- Born: October 8, 1924 Pechersk, Samara Oblast, USSR
- Died: 17 October 1943 (aged 19) Sozh river, Belorussian SSR, USSR
- Buried: Gomel, Belarus
- Allegiance: Soviet Union
- Branch: Red Army
- Service years: 1941–1943
- Rank: Guards Junior Sergeant
- Unit: 37th Guards Rifle Division
- Conflicts: World War II Operation Kutuzov; Battle of the Dnieper †; ;
- Awards: Hero of the Soviet Union Order of Lenin

= Alexander Vologin =

Hero of the Soviet Union

Alexander Dmitriyevich Vologin (Александр Дмитриевич Вологин; October 8, 1924 – October 17, 1943) was a Soviet soldier who was awarded the title of Hero of the Soviet Union posthumously on January 15, 1944, for his actions during Operation Kutuzov and the Battle of the Dnieper, almost three months after being during the Battle of the Dnieper in modern-day Belarus.

==Early life==
Vologin was born on October 8, 1924, into a peasant family in the village of Pechersk, in Samara Oblast in the then-Russian SFSR of the Soviet Union. Graduating from junior high school in 1940, he became an apprentice lathe operator at the Pervomaysk asphalt plant. He joined the Komsomol in the same year.

==Eastern Front (World War II)==
He was conscripted into the Red Army in 1942, and became a machine gunner in the 118th Guards Rifle Regiment of the 37th Guards Rifle Division. He fought in the Soviet counterattack at the Battle of Kursk in July 1943.

In August 1943, he fought in the capture of Dmitrovsk, a town in Russia, during Operation Kutuzov. His company were the first soldiers to break through German lines, but they were flanked by German troops. Vologin used his machine-gun to kill them and save his platoon, but he was wounded when a landmine exploded. However, he continued to fight for the several days that the attack lasted. According to the report in his Hero of the Soviet Union citation, he killed "dozens of soldiers and officers."

Vologin and his unit fought in the Chernigov-Pripyat Offensive, part of the Battle of the Dnieper. On the night of August 26, 1943, he and his assistant gunner crossed the Desna River, which the battalion was planning to cross the following day. Vologin and his assistant gunner concealed themselves in vegetation. When the battalion crossed, they were met by strong machine-gun fire from German positions. Vologin destroyed the positions with his machine gun.

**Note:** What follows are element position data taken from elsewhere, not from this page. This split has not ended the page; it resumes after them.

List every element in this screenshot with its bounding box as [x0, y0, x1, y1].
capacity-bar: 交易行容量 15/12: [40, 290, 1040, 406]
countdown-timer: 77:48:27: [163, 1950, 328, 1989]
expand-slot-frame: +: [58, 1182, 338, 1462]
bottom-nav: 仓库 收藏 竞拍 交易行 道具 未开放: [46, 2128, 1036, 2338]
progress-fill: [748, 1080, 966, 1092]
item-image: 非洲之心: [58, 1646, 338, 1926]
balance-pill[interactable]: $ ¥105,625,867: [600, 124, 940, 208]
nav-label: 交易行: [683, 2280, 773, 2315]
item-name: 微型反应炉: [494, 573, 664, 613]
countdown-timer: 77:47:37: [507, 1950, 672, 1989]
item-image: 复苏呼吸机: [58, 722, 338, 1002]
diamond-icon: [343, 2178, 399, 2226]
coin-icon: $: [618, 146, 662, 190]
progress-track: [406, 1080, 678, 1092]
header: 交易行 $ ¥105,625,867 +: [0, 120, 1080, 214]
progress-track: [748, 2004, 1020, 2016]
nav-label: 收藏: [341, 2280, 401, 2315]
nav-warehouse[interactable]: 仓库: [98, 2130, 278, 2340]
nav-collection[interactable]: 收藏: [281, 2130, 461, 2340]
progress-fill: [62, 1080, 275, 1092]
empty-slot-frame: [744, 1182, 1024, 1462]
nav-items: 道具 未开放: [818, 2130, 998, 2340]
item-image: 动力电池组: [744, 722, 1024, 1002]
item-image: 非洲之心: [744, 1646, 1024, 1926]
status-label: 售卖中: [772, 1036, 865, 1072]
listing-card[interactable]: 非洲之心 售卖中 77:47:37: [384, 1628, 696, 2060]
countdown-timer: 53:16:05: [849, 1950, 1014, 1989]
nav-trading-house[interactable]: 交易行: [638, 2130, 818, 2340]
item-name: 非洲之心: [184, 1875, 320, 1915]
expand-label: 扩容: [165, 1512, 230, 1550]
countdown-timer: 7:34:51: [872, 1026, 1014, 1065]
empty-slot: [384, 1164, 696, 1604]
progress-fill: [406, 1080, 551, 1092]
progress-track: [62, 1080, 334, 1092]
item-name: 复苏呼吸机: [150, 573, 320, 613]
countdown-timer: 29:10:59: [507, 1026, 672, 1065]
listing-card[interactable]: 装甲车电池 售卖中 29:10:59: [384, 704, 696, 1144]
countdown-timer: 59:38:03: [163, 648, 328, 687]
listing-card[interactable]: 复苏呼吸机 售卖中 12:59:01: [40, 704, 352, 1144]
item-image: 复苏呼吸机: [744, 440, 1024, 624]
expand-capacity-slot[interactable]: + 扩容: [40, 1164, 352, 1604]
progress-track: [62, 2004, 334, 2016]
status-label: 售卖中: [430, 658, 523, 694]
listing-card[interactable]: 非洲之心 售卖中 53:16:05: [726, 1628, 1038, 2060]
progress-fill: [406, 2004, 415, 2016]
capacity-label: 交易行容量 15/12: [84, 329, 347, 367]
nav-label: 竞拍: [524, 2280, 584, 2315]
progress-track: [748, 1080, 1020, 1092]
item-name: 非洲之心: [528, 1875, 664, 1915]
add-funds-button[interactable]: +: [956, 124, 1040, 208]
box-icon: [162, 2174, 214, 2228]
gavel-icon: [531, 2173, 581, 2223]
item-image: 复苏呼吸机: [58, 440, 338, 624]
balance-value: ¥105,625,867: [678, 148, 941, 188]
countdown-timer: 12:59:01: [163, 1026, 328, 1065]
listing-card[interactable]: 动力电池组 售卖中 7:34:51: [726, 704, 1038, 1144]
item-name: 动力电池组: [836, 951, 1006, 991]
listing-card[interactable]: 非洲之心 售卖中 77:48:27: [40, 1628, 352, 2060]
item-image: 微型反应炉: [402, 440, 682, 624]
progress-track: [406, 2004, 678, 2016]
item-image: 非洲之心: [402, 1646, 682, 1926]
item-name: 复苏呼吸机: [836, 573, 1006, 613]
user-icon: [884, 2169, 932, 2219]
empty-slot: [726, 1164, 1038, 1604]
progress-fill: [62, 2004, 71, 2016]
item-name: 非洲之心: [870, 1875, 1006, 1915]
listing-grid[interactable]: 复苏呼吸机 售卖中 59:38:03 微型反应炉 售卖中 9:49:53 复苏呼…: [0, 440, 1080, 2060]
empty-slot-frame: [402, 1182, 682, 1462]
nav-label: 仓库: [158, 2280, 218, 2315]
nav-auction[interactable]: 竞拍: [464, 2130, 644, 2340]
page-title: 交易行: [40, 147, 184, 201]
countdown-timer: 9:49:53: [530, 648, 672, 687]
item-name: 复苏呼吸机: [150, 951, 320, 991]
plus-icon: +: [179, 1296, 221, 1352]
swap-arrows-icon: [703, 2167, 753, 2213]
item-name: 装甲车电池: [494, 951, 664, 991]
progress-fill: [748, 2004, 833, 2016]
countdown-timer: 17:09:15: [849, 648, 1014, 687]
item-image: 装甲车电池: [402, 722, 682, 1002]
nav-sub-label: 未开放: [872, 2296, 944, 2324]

Over the month and a half, the 65th Army pushed forward until it came to the Sozh, a tributary of the Dnieper.

==Death and award==
Vologin's regiment crossed the Sozh in early October. According to his Hero of the Soviet Union citation, Vologin was one of the first to cross the river. When the Soviet troops reached the other bank, they were pinned down by German fire. Vologin reportedly suppressed the German machine guns and disrupted the German counterattack. For the next few days Vologin and his unit repulsed German counterattacks and held their bridgehead. On October 17, 1943, while defending against a counterattack, Vologin and his assistant were killed by an artillery shell burst. The citation from the Presidium on January 15, 1944, said that Vologin received the title of Hero of the Soviet Union for "the exemplary performance of command assignments at the front against the Nazi invaders, the successful crossing of the Dnieper and for displaying courage and heroism." He was buried in a mass grave in Teruha, near Gomel in modern-day Belarus.

==Posthumous honours==
In Samara, Russia, a middle school and a street are named after him. At the house in Pechersk where he lived, there is a plaque remembering him, as well as a monument at the local boarding school. He was made a permanent member of the roll call of the 65th Army.